Se passe-t-il quelque chose sur les marchés financiers qui devrait inquiéter la planète ? Comme l’explique un analyste parisien spécialiste de Wall Street, nous sortons peu à peu des eaux de la « décennie tranquille », celle qui suit une grave crise financière, en l’occurrence celle de 2009. Si l’on considère qu’une grande crise intervient tous les dix ans, alors il faut scruter avec attention le large pour déceler des signes annonciateurs.

De quoi s’agit-il ? En septembre dernier, un étrange hoquet a fait toussoter les marchés. Les taux du marché monétaire, plus exactement les taux des opérations Repo (Sales and Repurchase Agreement), sont passés de 2% à 10% en moins de deux jours. Pour comprendre la gravité de ce qui s’est passé, il faut savoir que c’est sur ce segment que les banques collectent au quotidien leurs besoins en liquidité. Une telle hausse des taux signifie que ces liquidités manquaient, ce qui obligea la Réserve fédérale américaine (Fed) à intervenir en injectant du cash. Une première depuis... 2008.
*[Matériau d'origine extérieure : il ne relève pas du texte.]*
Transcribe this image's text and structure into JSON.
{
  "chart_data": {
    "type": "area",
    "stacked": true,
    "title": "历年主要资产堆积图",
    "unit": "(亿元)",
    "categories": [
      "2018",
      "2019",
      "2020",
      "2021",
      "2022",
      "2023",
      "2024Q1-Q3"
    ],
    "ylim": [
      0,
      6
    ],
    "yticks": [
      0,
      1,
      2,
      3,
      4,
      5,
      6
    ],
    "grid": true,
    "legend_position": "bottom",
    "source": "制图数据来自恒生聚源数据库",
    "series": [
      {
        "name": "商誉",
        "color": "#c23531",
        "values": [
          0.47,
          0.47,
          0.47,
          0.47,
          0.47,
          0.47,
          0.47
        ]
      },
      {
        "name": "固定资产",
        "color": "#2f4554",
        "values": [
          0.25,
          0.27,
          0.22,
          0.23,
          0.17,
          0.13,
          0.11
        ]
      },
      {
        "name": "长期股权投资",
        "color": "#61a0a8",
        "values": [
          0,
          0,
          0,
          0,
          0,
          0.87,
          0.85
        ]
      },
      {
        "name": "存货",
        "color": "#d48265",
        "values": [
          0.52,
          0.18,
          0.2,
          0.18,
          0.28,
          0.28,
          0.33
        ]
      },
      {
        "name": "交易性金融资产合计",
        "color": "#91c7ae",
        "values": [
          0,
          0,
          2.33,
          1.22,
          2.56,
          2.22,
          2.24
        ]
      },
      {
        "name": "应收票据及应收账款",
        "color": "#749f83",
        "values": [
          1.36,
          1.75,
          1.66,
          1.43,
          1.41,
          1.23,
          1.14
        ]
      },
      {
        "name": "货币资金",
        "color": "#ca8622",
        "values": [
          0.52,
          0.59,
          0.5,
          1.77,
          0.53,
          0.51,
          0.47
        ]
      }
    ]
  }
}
Le spectre de la spéculation

Les explications plus ou moins rationnelles à propos de ce coup de chaud n’ont pas manqué. Certains affirment que c’est à cause d’une émission du Trésor américain d’un montant de 72 milliards de dollars pour financer la dette US que le marché des liquidités s’est asséché. D’autres affirment que les exigences réglementaires qui obligent les banques et autres établissements financiers à disposer en permanence de réserves suffisantes contribuent à détourner le cash du marché des Repo.

Le problème dans l’affaire, c’est que ces explications ne sont guère concluantes. Et même la Banque des règlements internationaux (BRI) vient de le faire. savoir clairement. Dans ses conclusions, elle laisse entendre que ce marché est devenu, non pas un lieu de financement au quotidien, mais un terrain de chasse pour opérateur en quête de rendements. Comprendre, la spéculation est en train de s’emparer d’un marché vital pour le fonctionnement des banques et donc, in fine, de l’économie.

Le plus étrange dans l’affaire, c’est que tout cela intervient dans un monde gavé de liquidité puisque les taux directeurs des Banques centrales sont bas depuis des années. Où est passé le cash en circulation ? L’image de l’eau qui se retire soudainement avant l’arrivée d’un raz-de-marée est trop séduisante pour ne pas la citer. En théorie, et selon les masses monétaires en circulation telles que quantifiées par les Banques centrales, le marché Repo devrait être à l’abri de telles secousses. Or il ne l’a pas été et il pourrait même ne pas l’être dans un futur proche.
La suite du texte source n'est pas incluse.